James Bond novels rewritten to remove some racial references
James Bond novels rewritten to remove some racial references
Ian Fleming’s James Bond novels have been rewritten to remove a number of racist references, London’s Sunday Telegraph has disclosed.
All of the author’s espionage thrillers featuring 007, from Casino Royale to Octopussy, are to be reissued this northern spring to mark 70 years since the British spy first appeared on the page.
English author Ian Fleming (1908-1964) in his study with one of the series of James Bond novels that he wrote.
Ian Fleming Publications, the company that owns the literary rights to the Bond author’s work, commissioned a review by sensitivity readers of the classic texts under its control.
The Telegraph understands that a disclaimer accompanying the reissued texts will read: “This book was written at a time when terms and attitudes which might be considered offensive by modern readers were commonplace.
“A number of updates have been made in this edition, while keeping as close as possible to the original text and the period in which it is set.”
The changes to Fleming’s books result in some depictions of black people being reworked or removed.
Dated references to other ethnicities remain, such as Bond’s racial terms for Asian people and the spy’s disparaging views of the Korean character Oddjob. Remarks about the “sweet tang of rape”, “blithering women” failing to do a “man’s work”, and homosexuality being a “stubborn disability” also remain.
In the sensitivity reader-approved version of Live and Let Die (1954), Bond’s assessment that would-be African criminals in the gold and diamond trades are “pretty law-abiding chaps I should have thought, except when they’ve drunk too much”, becomes: “Pretty law-abiding chaps I should have thought.”
Another altered scene features Bond visiting Harlem in New York, where a salacious striptease at a nightclub makes the male crowd, including the spy increasingly agitated.
The original passage previously read: “Bond could hear the audience panting and grunting like pigs at the trough. He felt his own hands gripping the tablecloth. His mouth was dry.”
The revised section replaces the pigs reference with: “Bond could sense the electric tension in the room.”
A further lengthy passage describing Bond’s night out in Harlem, including an argument between a man and his girlfriend, conducted largely in accented dialogue Fleming describes as “straight Harlem-Deep South with a lot of New York thrown in”, has been entirely removed.
The word “n-----“, which Fleming used to refer to black people, when he was writing during the 1950s and ’60s, has been almost entirely expunged from the revised texts.
In most cases, this is replaced by “black person” or “black man”, but in some instances, racial descriptors are entirely dropped.
In one example, criminals escaping from Bond in Dr. No (1958) become simply “gangsters”. In the same novel, the race of a doctor and an immigration officer now go unmentioned, as does that of a henchman shot by Bond. The ethnicity of a barman in Thunderball (1961) is similarly omitted in new editions. In Quantum of Solace (1959), a butler’s race now also goes undisclosed.

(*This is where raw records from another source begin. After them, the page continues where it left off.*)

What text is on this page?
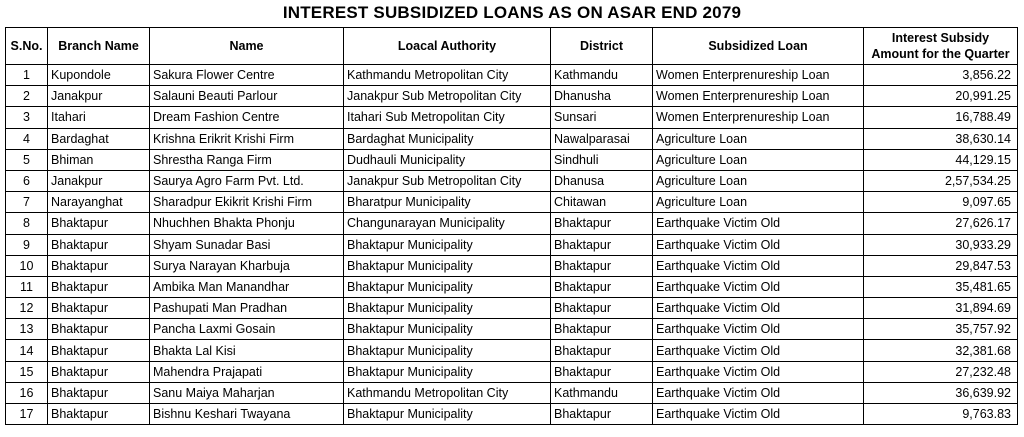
INTEREST SUBSIDIZED LOANS AS ON ASAR END 2079
S.No.	Branch Name	Name	Loacal Authority	District	Subsidized Loan	Interest Subsidy Amount for the Quarter
1	Kupondole	Sakura Flower Centre	Kathmandu Metropolitan City	Kathmandu	Women Enterprenureship Loan	3,856.22
2	Janakpur	Salauni Beauti Parlour	Janakpur Sub Metropolitan City	Dhanusha	Women Enterprenureship Loan	20,991.25
3	Itahari	Dream Fashion Centre	Itahari Sub Metropolitan City	Sunsari	Women Enterprenureship Loan	16,788.49
4	Bardaghat	Krishna Erikrit Krishi Firm	Bardaghat Municipality	Nawalparasai	Agriculture Loan	38,630.14
5	Bhiman	Shrestha Ranga Firm	Dudhauli Municipality	Sindhuli	Agriculture Loan	44,129.15
6	Janakpur	Saurya Agro Farm Pvt. Ltd.	Janakpur Sub Metropolitan City	Dhanusa	Agriculture Loan	2,57,534.25
7	Narayanghat	Sharadpur Ekikrit Krishi Firm	Bharatpur Municipality	Chitawan	Agriculture Loan	9,097.65
8	Bhaktapur	Nhuchhen Bhakta Phonju	Changunarayan Municipality	Bhaktapur	Earthquake Victim Old	27,626.17
9	Bhaktapur	Shyam Sunadar Basi	Bhaktapur Municipality	Bhaktapur	Earthquake Victim Old	30,933.29
10	Bhaktapur	Surya Narayan Kharbuja	Bhaktapur Municipality	Bhaktapur	Earthquake Victim Old	29,847.53
11	Bhaktapur	Ambika Man Manandhar	Bhaktapur Municipality	Bhaktapur	Earthquake Victim Old	35,481.65
12	Bhaktapur	Pashupati Man Pradhan	Bhaktapur Municipality	Bhaktapur	Earthquake Victim Old	31,894.69
13	Bhaktapur	Pancha Laxmi Gosain	Bhaktapur Municipality	Bhaktapur	Earthquake Victim Old	35,757.92
14	Bhaktapur	Bhakta Lal Kisi	Bhaktapur Municipality	Bhaktapur	Earthquake Victim Old	32,381.68
15	Bhaktapur	Mahendra Prajapati	Bhaktapur Municipality	Bhaktapur	Earthquake Victim Old	27,232.48
16	Bhaktapur	Sanu Maiya Maharjan	Kathmandu Metropolitan City	Kathmandu	Earthquake Victim Old	36,639.92
17	Bhaktapur	Bishnu Keshari Twayana	Bhaktapur Municipality	Bhaktapur	Earthquake Victim Old	9,763.83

Detail is also removed in Goldfinger (1959), in which the race of the drivers in Red Ball Express – the Second World War logistics unit that had many black servicemen – is not referenced, instead referring only to “ex-drivers”.
Bond literature has been tweaked before to suit different markets, and Fleming gave editor Al Hart his blessing to tone down sex scenes for American readers. He also permitted US publishers to tone down racial references in Live and Let Die.
Ian Fleming Publications said: “We at Ian Fleming Publications reviewed the text of the original Bond books and decided our best course of action was to follow Ian’s lead. We have made changes to Live and Let Die that he himself authorised.
“Following Ian’s approach, we looked at the instances of several racial terms across the books and removed a number of individual words or else swapped them for terms that are more accepted today but in keeping with the period in which the books were written.
“We encourage people to read the books for themselves when the new paperbacks are published.”
In the past, Fleming’s US publishers changed the title of Casino Royale to You Asked For It, and 007 was even referred to in the blurb as “Jimmy Bond”. In the strictly Catholic Ireland of the 1950s, Live and Let Die was banned.
The new volumes are set to be published in April.
It comes after passages from Roald Dahl’s books were purged on the advice of cultural sensitivity experts hired by children’s publisher Puffin.
On Friday, the publisher announced that it will reissue his books in their uncensored form following a backlash.
The author, who died in 1990, threatened to never write another word if his publishers ever changed his language, it emerged yesterday.
In comments made 40 years ago, he promised to send his “Enormous Crocodile” to gobble them up if they did so, The Guardian reported.